The "Irvine 11" Fights the Power

As they fill out their AARP membership cards, '60s burnouts can rejoice that a group of campus agitators has at last come along to rival the infamous Chicago Seven.

Mamas and papas, introducing the "Irvine 11"!

Something's happening here, and what it is ain't exactly kosher. The Irvine 11 are the students who were arrested for repeatedly interrupting the Feb. 8 UC Irvine Student Center lecture by Michael Oren, Israel's ambassador to the U.S. Initial reports indicated 12 young people from Irvine and Riverside were popped as a result of the outbursts, but the total was later revised to 11.

It's gotten so, as Duke once said, ri-god-damn-diculous around here that crisis counselor Alan Hilburg has been hired by the university to help reassure the public UCI values people of all races and religions, civil discussion and free speech, blogs the Orange County Register's Gary Robbins.

The president of Washington, D.C.-based Hilburg and Associates was retained as a consultant to UCI about five years ago when the university shut down its liver-transplant program amid a stinging Medicare probe.

The notion of an Irvine 11 amuses Ben Harris of the JTA, "the Global News Service of the Jewish People."

Maybe "amuses" is not the right word.

Like the Seattle Seven ("That was me and, uh, six other guys"), the Scottsboro Nine, the Four Tops, the Stooges Three, and other monuments to American injustice and the peculiarities of taste, the 11 are not without their defenders. At least two Web sites have been launched (see here and here) and national groups have been recruited to the cause.
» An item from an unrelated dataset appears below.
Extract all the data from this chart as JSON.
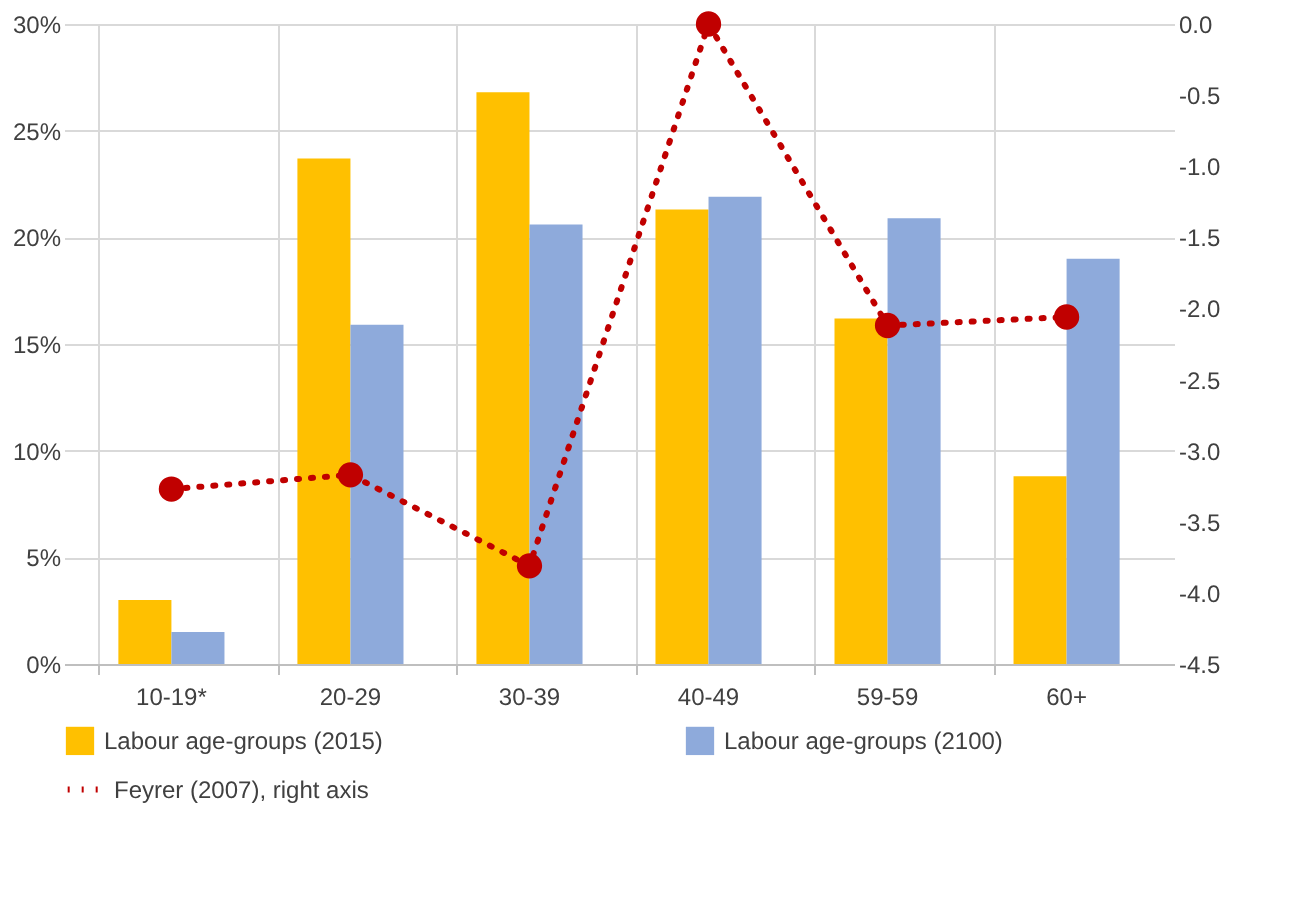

Harris says, "This thing is escalating into a full bore information war." has a video that I like to think of as the Palestinian director's cut of the much-circulated video of the disrupted Oren speech. It features Oren supporters cursing and gesticulating, and one bizarre section where a disembodied voice calmly suggests that someone -- it's not clear who -- should go become a suicide bomber and do the world a favor.

In other news from the frontlines of this information war, presidents of five Jewish student groups at UC Irvine--including Chabad, Hilel at UCI and Anteaters for Israel--issued a joint statement Monday protesting the Zionist Organization of America (ZOA) call last week for a boycott of student enrollments and donor gifts to the university.

The student leaders called the ZOA boycott "both counterproductive and one of the worst ways to deal with the Muslim Student Union (MSU) at UCI." They instead advocate a "proactive" approach "by engaging in positive dialogue and peace-seeking efforts. An important part of this is to bring more students to the campus who are interested in making progress towards peace between groups on campus as well as in the Middle East," the presidents wrote.

Michael Drake, the university's chancellor, and Mark Petracca, a political science professor, immediately chastised the disruptive students, many of whom were Islamic, and Erwin Chemerinsky, the School of Law dean, later accused the students of violating Oren's free-speech rights.

The MSU, the Muslim Public Affairs Council and the Council of American-Islamic Relations later condemned the arrests by campus police. The VOA then condemned the university, both for what it perceived to be the soft handling of the protesters and a campus atmosphere that has allowed anti-Semitism to fester.

But in their statement, the leaders of the Jewish student groups applaud campus police and the administration for their handling of the matter, and take a shot at the ZOA: "While the authors of ZOA's statement were not present at the program, we were, and Chancellor Drake did in fact publicly speak out against the disruptions, and subsequently released a statement on the school's website."

Like the Anti-Defamation League, which also opposes a Jewish boycott, the student leaders agree that "MSU's consistent anti-Israel and anti-Semitic programs are reprehensible, offensive and embarrassing for the university."